Le 15 juillet 2013 en Gare de Bondy (Seine-Saint-Denis), des agents de la SNCF inspectent et resserrent si besoin les éclisses des aiguillages des voies ferrées après l’accident ferroviaire de Bretigny-sur-Orge. — V. WARTNER/ 20 Minutes

Les syndicats de cheminots CGT, UNSA et SUD-Rail dénoncent mercredi «la logique purement financière» qui prévaut dans le transport ferroviaire, évoquant l'accident de Brétigny-sur-Orge (Essonne) qui a fait sept morts et dix blessés en juillet, dans une lettre au ministre des Transports. Dans ce courrier à Frédéric Cuvillier, les trois syndicats évoquent «la retenue» dont ils ont fait preuve après la catastrophe mais jugent nécessaire de revenir sur les événements de l'été et la situation du transport ferroviaire en France.

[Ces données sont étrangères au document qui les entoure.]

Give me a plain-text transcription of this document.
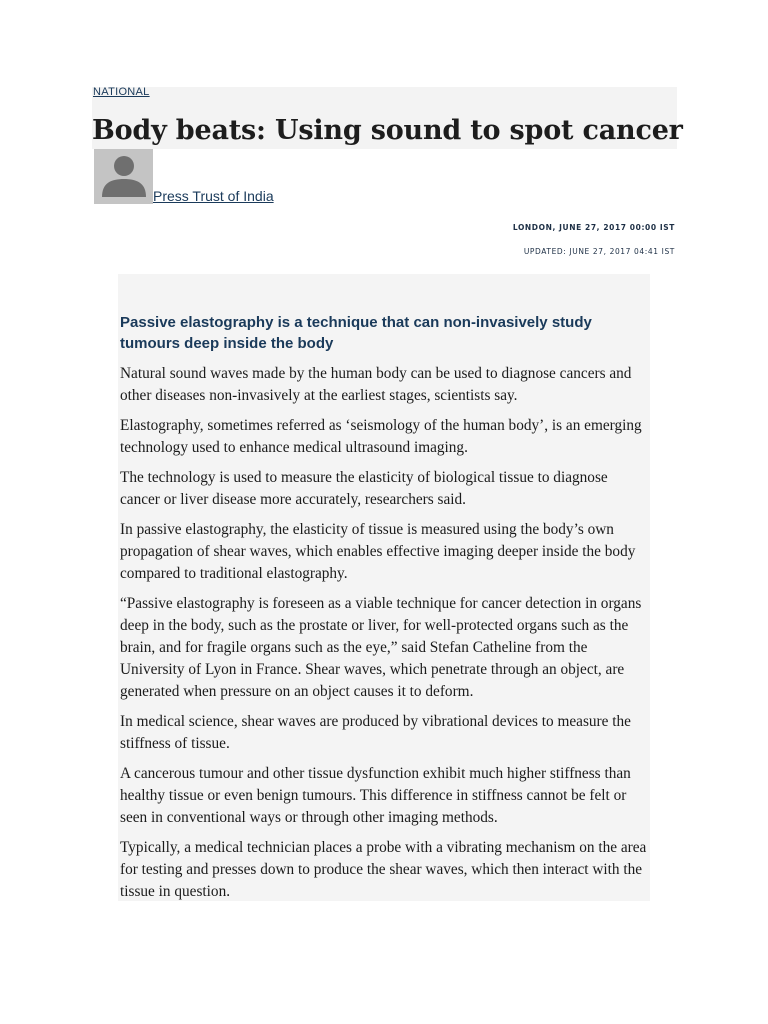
NATIONAL
Body beats: Using sound to spot cancer
Press Trust of India
LONDON, JUNE 27, 2017 00:00 IST
UPDATED: JUNE 27, 2017 04:41 IST
Passive elastography is a technique that can non-invasively study tumours deep inside the body

Natural sound waves made by the human body can be used to diagnose cancers and other diseases non-invasively at the earliest stages, scientists say.

Elastography, sometimes referred as ‘seismology of the human body’, is an emerging technology used to enhance medical ultrasound imaging.

The technology is used to measure the elasticity of biological tissue to diagnose cancer or liver disease more accurately, researchers said.

In passive elastography, the elasticity of tissue is measured using the body’s own propagation of shear waves, which enables effective imaging deeper inside the body compared to traditional elastography.

“Passive elastography is foreseen as a viable technique for cancer detection in organs deep in the body, such as the prostate or liver, for well-protected organs such as the brain, and for fragile organs such as the eye,” said Stefan Catheline from the University of Lyon in France. Shear waves, which penetrate through an object, are generated when pressure on an object causes it to deform.

In medical science, shear waves are produced by vibrational devices to measure the stiffness of tissue.

A cancerous tumour and other tissue dysfunction exhibit much higher stiffness than healthy tissue or even benign tumours. This difference in stiffness cannot be felt or seen in conventional ways or through other imaging methods.

Typically, a medical technician places a probe with a vibrating mechanism on the area for testing and presses down to produce the shear waves, which then interact with the tissue in question.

«C'est la stratégie de l'omerta et la politique du risque calculé qui sont mises en œuvre au nom de la sacro-sainte productivité et de la réduction des coûts de production», jugent-ils, dénonçant «une logique purement financière». «Depuis plusieurs années et de manière mesurée mais ferme, les organisations syndicales et leurs militants, du national au local, tirent le signal d'alarme», écrivent les syndicats.

«Il doit y avoir un après Brétigny-sur-Orge»

«Comment peut-on imaginer pouvoir supprimer plus de 10.000 emplois de cheminots qualifiés et formés en cinq ans, réaliser une somme inégalée de travaux, produire toujours plus de trains et transporter plus de voyageurs sans qu'il y ait une répercussion sur le niveau de sécurité?», s'interrogent-ils.

Les syndicats dénoncent, entre autres, «la dégradation des conditions de travail» des cheminots au quotidien, «le mal-être causé par les injonctions contradictoires entre la pression sur les délais ou les coûts et des moyens inadaptés», «le doublement, voire le triplement des territoires à surveiller», «la médiocrité des travaux réalisés par des entreprises sous-traitantes».

«Il doit y avoir un après Brétigny-sur-Orge et un travail global sur l'organisation du service public SNCF», estiment les syndicats signataires qui demandent que leurs propositions soient intégrées au projet de réforme du système ferroviaire en cours. «Il est temps de rompre avec le cloisonnement par activité, le recours à la sous-traitance, la politique de filialisation, la déshumanisation des gares et des trains pour aller vers un système unique réellement intégré reliant la route et le rail, basé sur la mutualisation des moyens au service de toutes les activités».